Fortunately in this case, it didn’t take a Civil War to get rid of it — only the women’s vote....
Perhaps because trafficking in human flesh is bad policy as well as immoral.
Either source your claims, or recant. (Please stop makin’ stuff up.)
Just a bunch of griping from some guys who can’t get “chicks” any other way, it seems....
“money for nothing and chicks for free”
The notion that prostitutes are informed adults who make a rational decision to engage in consensual acts is mythical.
99.999% of prostitutes are women in desperate circumstances who are tricked or coerced by cynical individuals into the profession.
And that's true in jurisdictions where prostitution is legal, as well as ones in which it is illegal.
No it wouldn't. Some were perfectly fine with it; others weren't. You said as much in your post, in fact.
I have to say these are misleading statements.
Women never were prohibited from voting by the national government. Women voted in NJ in national elections from the very start. They were prohibited later when a politico was upset they voted against him.
Until the 19A it was up to the states who could vote. Women were nowhere automatically barred from voting in the US.
The "all or nothing" argument, just doesn't fly.
Has the list been published anywhere. yet?
Uh...because is spawns all sorts of social and moral evils?
Give me a break. Do I have to call the language police? “Some” (as you put it) of the Founding Fathers being fine with slavery doesn’t make all of the Founding Fathers “ok with it”. It makes them very conflicted on the issue—as they were—as I posted. This is the point I made abundantly clear before your inane post.
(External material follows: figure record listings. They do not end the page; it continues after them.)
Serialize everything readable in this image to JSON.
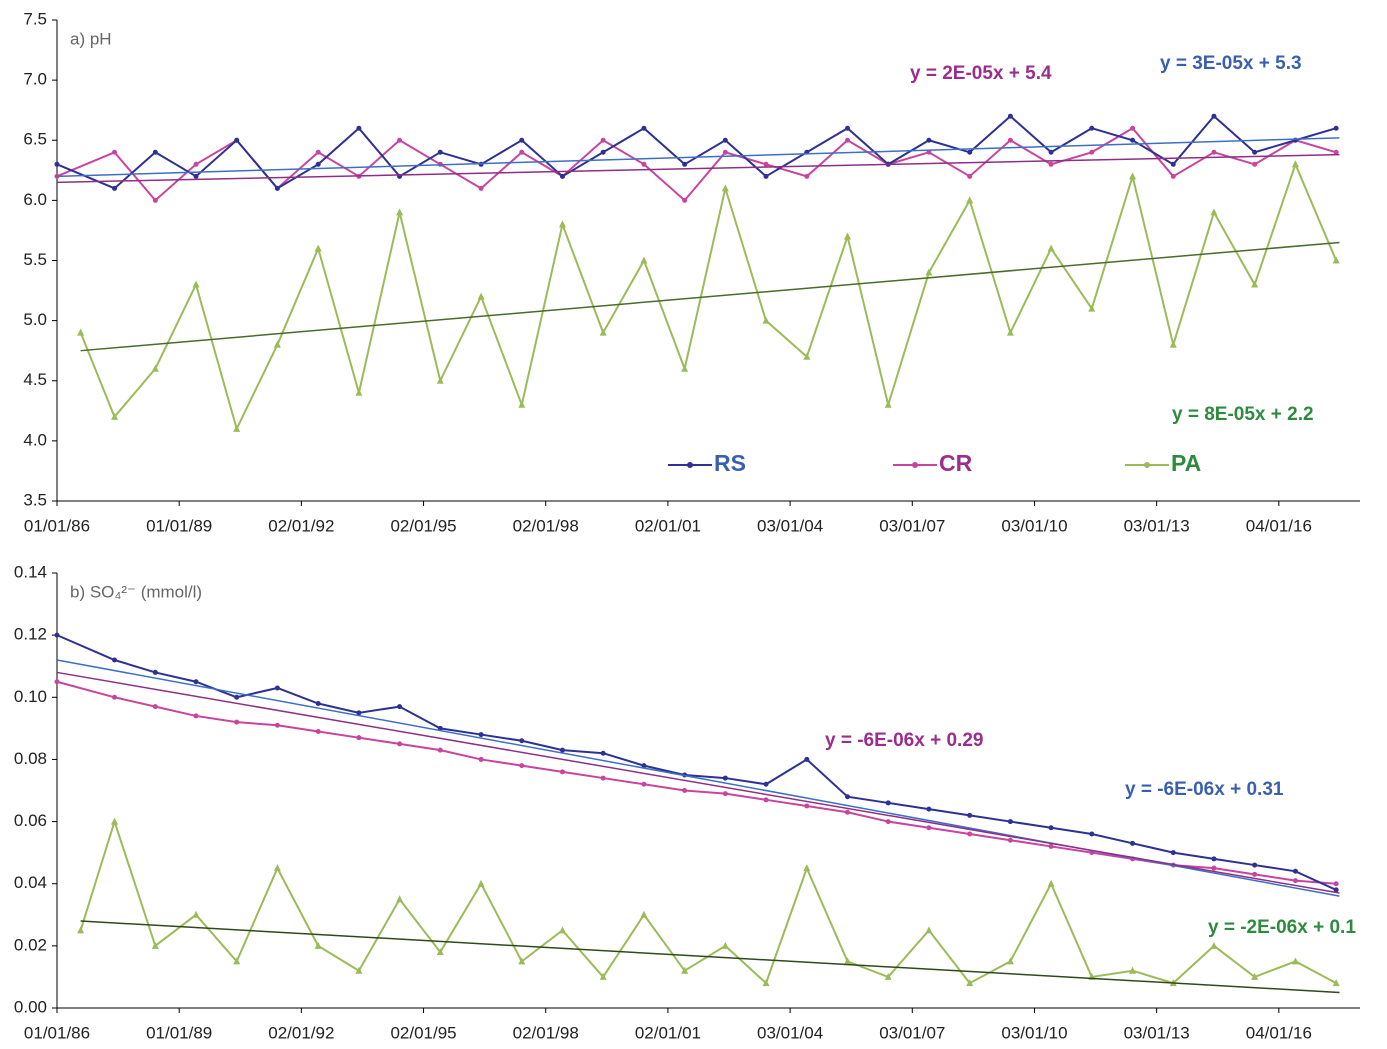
{
  "chart_data": [
    {
      "type": "line",
      "title": "a) pH",
      "xlim": [
        "1986-01-01",
        "2018-01-01"
      ],
      "xticks": [
        {
          "value": "1986-01-01",
          "label": "01/01/86"
        },
        {
          "value": "1989-01-01",
          "label": "01/01/89"
        },
        {
          "value": "1992-01-02",
          "label": "02/01/92"
        },
        {
          "value": "1995-01-02",
          "label": "02/01/95"
        },
        {
          "value": "1998-01-02",
          "label": "02/01/98"
        },
        {
          "value": "2001-01-02",
          "label": "02/01/01"
        },
        {
          "value": "2004-01-03",
          "label": "03/01/04"
        },
        {
          "value": "2007-01-03",
          "label": "03/01/07"
        },
        {
          "value": "2010-01-03",
          "label": "03/01/10"
        },
        {
          "value": "2013-01-03",
          "label": "03/01/13"
        },
        {
          "value": "2016-01-04",
          "label": "04/01/16"
        }
      ],
      "ylim": [
        3.5,
        7.5
      ],
      "yticks": [
        3.5,
        {
          "value": 4,
          "label": "4.0"
        },
        4.5,
        {
          "value": 5,
          "label": "5.0"
        },
        5.5,
        {
          "value": 6,
          "label": "6.0"
        },
        6.5,
        {
          "value": 7,
          "label": "7.0"
        },
        7.5
      ],
      "legend": "bottom",
      "series": [
        {
          "name": "RS",
          "color": "#2e3192",
          "marker": "circle",
          "trend_color": "#3d6fc4",
          "label_color": "#3b5fb0",
          "equation": "y = 3E-05x + 5.3",
          "x": [
            "1986-01-01",
            "1987-06-01",
            "1988-06-01",
            "1989-06-01",
            "1990-06-01",
            "1991-06-01",
            "1992-06-01",
            "1993-06-01",
            "1994-06-01",
            "1995-06-01",
            "1996-06-01",
            "1997-06-01",
            "1998-06-01",
            "1999-06-01",
            "2000-06-01",
            "2001-06-01",
            "2002-06-01",
            "2003-06-01",
            "2004-06-01",
            "2005-06-01",
            "2006-06-01",
            "2007-06-01",
            "2008-06-01",
            "2009-06-01",
            "2010-06-01",
            "2011-06-01",
            "2012-06-01",
            "2013-06-01",
            "2014-06-01",
            "2015-06-01",
            "2016-06-01",
            "2017-06-01"
          ],
          "values": [
            6.3,
            6.1,
            6.4,
            6.2,
            6.5,
            6.1,
            6.3,
            6.6,
            6.2,
            6.4,
            6.3,
            6.5,
            6.2,
            6.4,
            6.6,
            6.3,
            6.5,
            6.2,
            6.4,
            6.6,
            6.3,
            6.5,
            6.4,
            6.7,
            6.4,
            6.6,
            6.5,
            6.3,
            6.7,
            6.4,
            6.5,
            6.6
          ],
          "trend": {
            "x": [
              "1986-01-01",
              "2017-07-01"
            ],
            "values": [
              6.2,
              6.52
            ]
          }
        },
        {
          "name": "CR",
          "color": "#c9449e",
          "marker": "circle",
          "trend_color": "#8e2f86",
          "label_color": "#9b2d8c",
          "equation": "y = 2E-05x + 5.4",
          "x": [
            "1986-01-01",
            "1987-06-01",
            "1988-06-01",
            "1989-06-01",
            "1990-06-01",
            "1991-06-01",
            "1992-06-01",
            "1993-06-01",
            "1994-06-01",
            "1995-06-01",
            "1996-06-01",
            "1997-06-01",
            "1998-06-01",
            "1999-06-01",
            "2000-06-01",
            "2001-06-01",
            "2002-06-01",
            "2003-06-01",
            "2004-06-01",
            "2005-06-01",
            "2006-06-01",
            "2007-06-01",
            "2008-06-01",
            "2009-06-01",
            "2010-06-01",
            "2011-06-01",
            "2012-06-01",
            "2013-06-01",
            "2014-06-01",
            "2015-06-01",
            "2016-06-01",
            "2017-06-01"
          ],
          "values": [
            6.2,
            6.4,
            6.0,
            6.3,
            6.5,
            6.1,
            6.4,
            6.2,
            6.5,
            6.3,
            6.1,
            6.4,
            6.2,
            6.5,
            6.3,
            6.0,
            6.4,
            6.3,
            6.2,
            6.5,
            6.3,
            6.4,
            6.2,
            6.5,
            6.3,
            6.4,
            6.6,
            6.2,
            6.4,
            6.3,
            6.5,
            6.4
          ],
          "trend": {
            "x": [
              "1986-01-01",
              "2017-07-01"
            ],
            "values": [
              6.15,
              6.38
            ]
          }
        },
        {
          "name": "PA",
          "color": "#9bbb59",
          "marker": "triangle",
          "trend_color": "#4a6b2a",
          "label_color": "#2e8b3e",
          "equation": "y = 8E-05x + 2.2",
          "x": [
            "1986-08-01",
            "1987-06-01",
            "1988-06-01",
            "1989-06-01",
            "1990-06-01",
            "1991-06-01",
            "1992-06-01",
            "1993-06-01",
            "1994-06-01",
            "1995-06-01",
            "1996-06-01",
            "1997-06-01",
            "1998-06-01",
            "1999-06-01",
            "2000-06-01",
            "2001-06-01",
            "2002-06-01",
            "2003-06-01",
            "2004-06-01",
            "2005-06-01",
            "2006-06-01",
            "2007-06-01",
            "2008-06-01",
            "2009-06-01",
            "2010-06-01",
            "2011-06-01",
            "2012-06-01",
            "2013-06-01",
            "2014-06-01",
            "2015-06-01",
            "2016-06-01",
            "2017-06-01"
          ],
          "values": [
            4.9,
            4.2,
            4.6,
            5.3,
            4.1,
            4.8,
            5.6,
            4.4,
            5.9,
            4.5,
            5.2,
            4.3,
            5.8,
            4.9,
            5.5,
            4.6,
            6.1,
            5.0,
            4.7,
            5.7,
            4.3,
            5.4,
            6.0,
            4.9,
            5.6,
            5.1,
            6.2,
            4.8,
            5.9,
            5.3,
            6.3,
            5.5
          ],
          "trend": {
            "x": [
              "1986-08-01",
              "2017-07-01"
            ],
            "values": [
              4.75,
              5.65
            ]
          }
        }
      ]
    },
    {
      "type": "line",
      "title": "b) SO₄²⁻ (mmol/l)",
      "xlim": [
        "1986-01-01",
        "2018-01-01"
      ],
      "xticks": [
        {
          "value": "1986-01-01",
          "label": "01/01/86"
        },
        {
          "value": "1989-01-01",
          "label": "01/01/89"
        },
        {
          "value": "1992-01-02",
          "label": "02/01/92"
        },
        {
          "value": "1995-01-02",
          "label": "02/01/95"
        },
        {
          "value": "1998-01-02",
          "label": "02/01/98"
        },
        {
          "value": "2001-01-02",
          "label": "02/01/01"
        },
        {
          "value": "2004-01-03",
          "label": "03/01/04"
        },
        {
          "value": "2007-01-03",
          "label": "03/01/07"
        },
        {
          "value": "2010-01-03",
          "label": "03/01/10"
        },
        {
          "value": "2013-01-03",
          "label": "03/01/13"
        },
        {
          "value": "2016-01-04",
          "label": "04/01/16"
        }
      ],
      "ylim": [
        0,
        0.14
      ],
      "yticks": [
        {
          "value": 0,
          "label": "0.00"
        },
        {
          "value": 0.02,
          "label": "0.02"
        },
        {
          "value": 0.04,
          "label": "0.04"
        },
        {
          "value": 0.06,
          "label": "0.06"
        },
        {
          "value": 0.08,
          "label": "0.08"
        },
        {
          "value": 0.1,
          "label": "0.10"
        },
        {
          "value": 0.12,
          "label": "0.12"
        },
        {
          "value": 0.14,
          "label": "0.14"
        }
      ],
      "series": [
        {
          "color": "#2e3192",
          "marker": "circle",
          "trend_color": "#3d6fc4",
          "label_color": "#3b5fb0",
          "equation": "y = -6E-06x + 0.31",
          "x": [
            "1986-01-01",
            "1987-06-01",
            "1988-06-01",
            "1989-06-01",
            "1990-06-01",
            "1991-06-01",
            "1992-06-01",
            "1993-06-01",
            "1994-06-01",
            "1995-06-01",
            "1996-06-01",
            "1997-06-01",
            "1998-06-01",
            "1999-06-01",
            "2000-06-01",
            "2001-06-01",
            "2002-06-01",
            "2003-06-01",
            "2004-06-01",
            "2005-06-01",
            "2006-06-01",
            "2007-06-01",
            "2008-06-01",
            "2009-06-01",
            "2010-06-01",
            "2011-06-01",
            "2012-06-01",
            "2013-06-01",
            "2014-06-01",
            "2015-06-01",
            "2016-06-01",
            "2017-06-01"
          ],
          "values": [
            0.12,
            0.112,
            0.108,
            0.105,
            0.1,
            0.103,
            0.098,
            0.095,
            0.097,
            0.09,
            0.088,
            0.086,
            0.083,
            0.082,
            0.078,
            0.075,
            0.074,
            0.072,
            0.08,
            0.068,
            0.066,
            0.064,
            0.062,
            0.06,
            0.058,
            0.056,
            0.053,
            0.05,
            0.048,
            0.046,
            0.044,
            0.038
          ],
          "trend": {
            "x": [
              "1986-01-01",
              "2017-07-01"
            ],
            "values": [
              0.112,
              0.036
            ]
          }
        },
        {
          "color": "#c9449e",
          "marker": "circle",
          "trend_color": "#8e2f86",
          "label_color": "#9b2d8c",
          "equation": "y = -6E-06x + 0.29",
          "x": [
            "1986-01-01",
            "1987-06-01",
            "1988-06-01",
            "1989-06-01",
            "1990-06-01",
            "1991-06-01",
            "1992-06-01",
            "1993-06-01",
            "1994-06-01",
            "1995-06-01",
            "1996-06-01",
            "1997-06-01",
            "1998-06-01",
            "1999-06-01",
            "2000-06-01",
            "2001-06-01",
            "2002-06-01",
            "2003-06-01",
            "2004-06-01",
            "2005-06-01",
            "2006-06-01",
            "2007-06-01",
            "2008-06-01",
            "2009-06-01",
            "2010-06-01",
            "2011-06-01",
            "2012-06-01",
            "2013-06-01",
            "2014-06-01",
            "2015-06-01",
            "2016-06-01",
            "2017-06-01"
          ],
          "values": [
            0.105,
            0.1,
            0.097,
            0.094,
            0.092,
            0.091,
            0.089,
            0.087,
            0.085,
            0.083,
            0.08,
            0.078,
            0.076,
            0.074,
            0.072,
            0.07,
            0.069,
            0.067,
            0.065,
            0.063,
            0.06,
            0.058,
            0.056,
            0.054,
            0.052,
            0.05,
            0.048,
            0.046,
            0.045,
            0.043,
            0.041,
            0.04
          ],
          "trend": {
            "x": [
              "1986-01-01",
              "2017-07-01"
            ],
            "values": [
              0.108,
              0.037
            ]
          }
        },
        {
          "color": "#9bbb59",
          "marker": "triangle",
          "trend_color": "#2f4a1a",
          "label_color": "#2e8b3e",
          "equation": "y = -2E-06x + 0.1",
          "x": [
            "1986-08-01",
            "1987-06-01",
            "1988-06-01",
            "1989-06-01",
            "1990-06-01",
            "1991-06-01",
            "1992-06-01",
            "1993-06-01",
            "1994-06-01",
            "1995-06-01",
            "1996-06-01",
            "1997-06-01",
            "1998-06-01",
            "1999-06-01",
            "2000-06-01",
            "2001-06-01",
            "2002-06-01",
            "2003-06-01",
            "2004-06-01",
            "2005-06-01",
            "2006-06-01",
            "2007-06-01",
            "2008-06-01",
            "2009-06-01",
            "2010-06-01",
            "2011-06-01",
            "2012-06-01",
            "2013-06-01",
            "2014-06-01",
            "2015-06-01",
            "2016-06-01",
            "2017-06-01"
          ],
          "values": [
            0.025,
            0.06,
            0.02,
            0.03,
            0.015,
            0.045,
            0.02,
            0.012,
            0.035,
            0.018,
            0.04,
            0.015,
            0.025,
            0.01,
            0.03,
            0.012,
            0.02,
            0.008,
            0.045,
            0.015,
            0.01,
            0.025,
            0.008,
            0.015,
            0.04,
            0.01,
            0.012,
            0.008,
            0.02,
            0.01,
            0.015,
            0.008
          ],
          "trend": {
            "x": [
              "1986-08-01",
              "2017-07-01"
            ],
            "values": [
              0.028,
              0.005
            ]
          }
        }
      ]
    }
  ]
}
Yes you can. The simple rule is: your rights stop at the other persons nose. In other words the minute the expression of your rights damages or interferes with the rights of another, your rights stop.
No, it wasn't.
While there never has been federal law outlawing prostitution in toto, it was outlawed in pretty much every local jurisdiction.
Prostitution was not legal in the Founding Fathers' days.
It was often legal by default in unorganized frontier territory, but was usually outlawed as that territory was organized into states.
That hasn't been Europe's experience with legalized prostitution.